No se trata de esa palabra muro.
La interrupción no interrumpe más que lo ininterrumpido. Es una respiración. Acerca de ese misterio siempre estamos de acuerdo, mi amigo y yo. La interrupción le permite a lo ininterrumpido que descanse un instante y a lo interrumpido que retome el aliento.
Sin embargo la Interrupción Postrera acarrea innumerables modificaciones interiores. Todo cambia, Todo de Un Plumazo. De un momento al otro estamos como nacidos arrojados al espacio oscuro agitado totalmente desconocido de los Últimos Tiempos. No se sabe dónde se está naturalmente, se ha naufragado, solo se tiene la palabra naufragio a modo de linterna y explicación, del resto no se conoce nada. Todo está perdido. La perdición es un estado del que no habíamos tenido la menor idea. Somos adultos y bípedos pero la especie es desconocida. Eso me sucedió. No sabemos nada de ser. Ni de decir. No se conoce. No nos acordamos para nada de este mundo. El mundo del que nos acordamos, en el que todavía estábamos ayer a la noche, se ha vuelto tan lejano súbitamente que se diría un sueño. Está descalificado. Es el horror de ser cero y sin memoria sin ninguna relación con el ser que se ha sido y todo lo que se siente es que todo lo que siento no me ha sucedido nunca. Sobre todo los estados de ánimo, que son como extranjeros en mi celda y de los que no entiendo lo que quieren –una carga que exige aire, espacio, como si la celda tuviera las llaves. Si al menos pudiera nombrar a uno de esos figurantes viscosos, si tuviera un yo que decir, o si pudiera llegar a un mínimo acuerdo con una de esas criaturas, como lo hace la gente detenida por el guarda en un tren que tomaron por equivocación. Pero al guarda no se lo ve.

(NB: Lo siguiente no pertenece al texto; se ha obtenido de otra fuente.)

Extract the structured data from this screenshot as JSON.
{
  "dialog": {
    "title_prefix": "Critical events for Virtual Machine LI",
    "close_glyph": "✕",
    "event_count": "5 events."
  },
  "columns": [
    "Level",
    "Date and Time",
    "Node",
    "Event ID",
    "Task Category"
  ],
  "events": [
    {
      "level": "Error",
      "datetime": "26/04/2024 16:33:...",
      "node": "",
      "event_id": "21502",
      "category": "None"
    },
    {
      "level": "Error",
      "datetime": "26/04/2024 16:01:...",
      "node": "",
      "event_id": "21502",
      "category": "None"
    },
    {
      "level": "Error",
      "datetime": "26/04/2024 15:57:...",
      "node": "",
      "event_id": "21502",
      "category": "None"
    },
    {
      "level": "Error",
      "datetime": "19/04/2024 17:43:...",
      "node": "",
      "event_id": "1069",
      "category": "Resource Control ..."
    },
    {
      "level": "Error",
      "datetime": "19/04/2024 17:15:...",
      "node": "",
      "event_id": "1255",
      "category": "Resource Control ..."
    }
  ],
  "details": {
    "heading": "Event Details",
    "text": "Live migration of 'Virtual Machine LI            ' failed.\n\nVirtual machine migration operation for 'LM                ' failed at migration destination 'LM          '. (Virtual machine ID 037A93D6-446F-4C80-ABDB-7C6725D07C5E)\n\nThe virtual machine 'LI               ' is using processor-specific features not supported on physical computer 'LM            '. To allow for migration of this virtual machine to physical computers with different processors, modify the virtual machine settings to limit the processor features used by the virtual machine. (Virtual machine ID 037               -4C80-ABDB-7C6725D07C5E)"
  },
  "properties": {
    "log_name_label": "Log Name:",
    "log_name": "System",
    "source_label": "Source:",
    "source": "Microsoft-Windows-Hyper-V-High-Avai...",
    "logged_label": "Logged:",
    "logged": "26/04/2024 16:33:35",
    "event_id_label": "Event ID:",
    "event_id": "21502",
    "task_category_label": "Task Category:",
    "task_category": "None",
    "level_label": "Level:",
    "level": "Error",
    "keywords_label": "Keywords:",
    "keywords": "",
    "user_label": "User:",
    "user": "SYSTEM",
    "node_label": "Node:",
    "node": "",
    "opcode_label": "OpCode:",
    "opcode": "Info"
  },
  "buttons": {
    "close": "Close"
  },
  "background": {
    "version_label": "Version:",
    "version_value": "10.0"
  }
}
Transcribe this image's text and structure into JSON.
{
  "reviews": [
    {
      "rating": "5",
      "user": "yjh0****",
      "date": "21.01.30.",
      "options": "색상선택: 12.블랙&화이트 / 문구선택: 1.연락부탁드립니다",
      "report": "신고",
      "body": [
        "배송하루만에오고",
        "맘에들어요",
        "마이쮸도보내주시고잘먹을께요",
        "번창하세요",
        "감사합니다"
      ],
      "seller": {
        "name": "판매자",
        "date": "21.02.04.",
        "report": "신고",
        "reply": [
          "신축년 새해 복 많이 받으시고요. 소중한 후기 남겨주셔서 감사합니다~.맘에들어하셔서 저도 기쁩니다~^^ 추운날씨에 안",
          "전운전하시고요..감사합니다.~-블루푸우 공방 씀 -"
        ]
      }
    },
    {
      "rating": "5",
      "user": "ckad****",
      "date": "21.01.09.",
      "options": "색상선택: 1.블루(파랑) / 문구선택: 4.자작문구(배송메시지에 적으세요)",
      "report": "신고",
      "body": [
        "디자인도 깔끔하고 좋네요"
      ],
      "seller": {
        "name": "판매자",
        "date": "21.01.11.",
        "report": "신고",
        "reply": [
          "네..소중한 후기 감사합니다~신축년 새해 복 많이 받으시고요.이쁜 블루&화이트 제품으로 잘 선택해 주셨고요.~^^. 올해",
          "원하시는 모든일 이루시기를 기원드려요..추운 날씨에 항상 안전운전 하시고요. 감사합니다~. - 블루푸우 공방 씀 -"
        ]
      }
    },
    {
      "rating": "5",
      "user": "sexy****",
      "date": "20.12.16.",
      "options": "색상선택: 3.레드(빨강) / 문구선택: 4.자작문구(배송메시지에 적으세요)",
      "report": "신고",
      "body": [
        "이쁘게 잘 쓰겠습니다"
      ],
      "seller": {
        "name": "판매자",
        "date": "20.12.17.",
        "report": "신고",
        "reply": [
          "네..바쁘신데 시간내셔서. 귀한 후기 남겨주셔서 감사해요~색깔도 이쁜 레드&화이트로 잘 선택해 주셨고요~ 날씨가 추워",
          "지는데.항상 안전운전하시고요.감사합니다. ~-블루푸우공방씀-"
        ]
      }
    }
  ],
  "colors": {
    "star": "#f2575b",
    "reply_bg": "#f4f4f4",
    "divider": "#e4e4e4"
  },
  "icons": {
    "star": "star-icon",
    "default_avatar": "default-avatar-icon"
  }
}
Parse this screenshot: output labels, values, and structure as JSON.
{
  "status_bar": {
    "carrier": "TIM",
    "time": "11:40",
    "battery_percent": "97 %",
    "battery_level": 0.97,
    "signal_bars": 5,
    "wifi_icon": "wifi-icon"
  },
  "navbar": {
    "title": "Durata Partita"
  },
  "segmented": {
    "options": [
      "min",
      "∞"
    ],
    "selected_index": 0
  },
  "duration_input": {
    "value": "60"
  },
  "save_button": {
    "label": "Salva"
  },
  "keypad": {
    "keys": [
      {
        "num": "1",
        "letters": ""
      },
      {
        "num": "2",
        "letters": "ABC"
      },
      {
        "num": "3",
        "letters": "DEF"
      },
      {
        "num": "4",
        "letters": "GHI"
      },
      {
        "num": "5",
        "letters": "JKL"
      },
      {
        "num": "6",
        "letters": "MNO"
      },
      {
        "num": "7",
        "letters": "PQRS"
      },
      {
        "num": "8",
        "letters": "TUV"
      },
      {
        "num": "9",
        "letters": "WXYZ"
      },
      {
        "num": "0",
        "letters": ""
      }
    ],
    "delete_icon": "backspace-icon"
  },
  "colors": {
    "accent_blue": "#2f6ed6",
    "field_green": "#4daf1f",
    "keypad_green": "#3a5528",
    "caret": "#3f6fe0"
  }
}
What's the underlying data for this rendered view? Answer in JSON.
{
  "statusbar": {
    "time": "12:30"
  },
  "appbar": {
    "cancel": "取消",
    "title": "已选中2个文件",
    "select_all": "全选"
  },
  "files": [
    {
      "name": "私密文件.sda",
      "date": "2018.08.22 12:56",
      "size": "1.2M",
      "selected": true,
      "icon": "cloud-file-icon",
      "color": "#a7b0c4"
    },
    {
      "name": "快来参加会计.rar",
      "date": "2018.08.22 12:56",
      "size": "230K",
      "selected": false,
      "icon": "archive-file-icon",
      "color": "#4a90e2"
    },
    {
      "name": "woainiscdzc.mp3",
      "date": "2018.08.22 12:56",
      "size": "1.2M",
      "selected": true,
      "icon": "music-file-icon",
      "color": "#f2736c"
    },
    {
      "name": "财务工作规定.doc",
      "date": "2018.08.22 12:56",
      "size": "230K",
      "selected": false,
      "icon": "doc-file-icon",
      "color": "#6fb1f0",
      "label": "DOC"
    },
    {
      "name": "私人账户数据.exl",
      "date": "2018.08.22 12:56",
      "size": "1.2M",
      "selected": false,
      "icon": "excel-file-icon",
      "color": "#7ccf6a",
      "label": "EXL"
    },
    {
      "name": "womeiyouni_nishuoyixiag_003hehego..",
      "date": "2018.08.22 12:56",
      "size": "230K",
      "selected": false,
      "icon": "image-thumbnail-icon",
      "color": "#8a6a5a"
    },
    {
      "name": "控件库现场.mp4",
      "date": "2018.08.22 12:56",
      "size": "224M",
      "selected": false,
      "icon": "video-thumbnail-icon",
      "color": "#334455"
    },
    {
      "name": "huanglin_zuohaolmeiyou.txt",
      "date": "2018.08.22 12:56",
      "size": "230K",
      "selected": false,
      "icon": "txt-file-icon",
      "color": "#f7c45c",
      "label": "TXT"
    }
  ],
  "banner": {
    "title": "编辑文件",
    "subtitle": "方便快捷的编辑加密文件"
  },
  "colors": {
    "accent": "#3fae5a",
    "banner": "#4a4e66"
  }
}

Felizmente no tengo nada que argumentar en mi defensa. Tengo la consistencia y el desgaste de un boleto falso. Sin embargo no he cometido ninguna falta. O sí. Qué pobre criatura sin cabeza que soy.
No somos nada más que se sepa. No tenemos nada más salvo el Hambre, un Hambre, un Hambre desconocida que apura, ordena, empuja. No se sabe hacer nada aquí, salvo recibir una orden en el corazón pero el cuerpo no sabe traducir. Caminar quiero, ¿pero cómo es? ¿Ir, hacer, avanzar, acercar, entrar? No sé no puedo paso en falso. Hay que. Es la Interrupción lo que me paraliza –y debo vencer su hechizo con un acto de voluntad fabricado en mi cabeza–. Pensar, querer, se mueven en mi cabeza. Hay que encontrarle la salida al poder.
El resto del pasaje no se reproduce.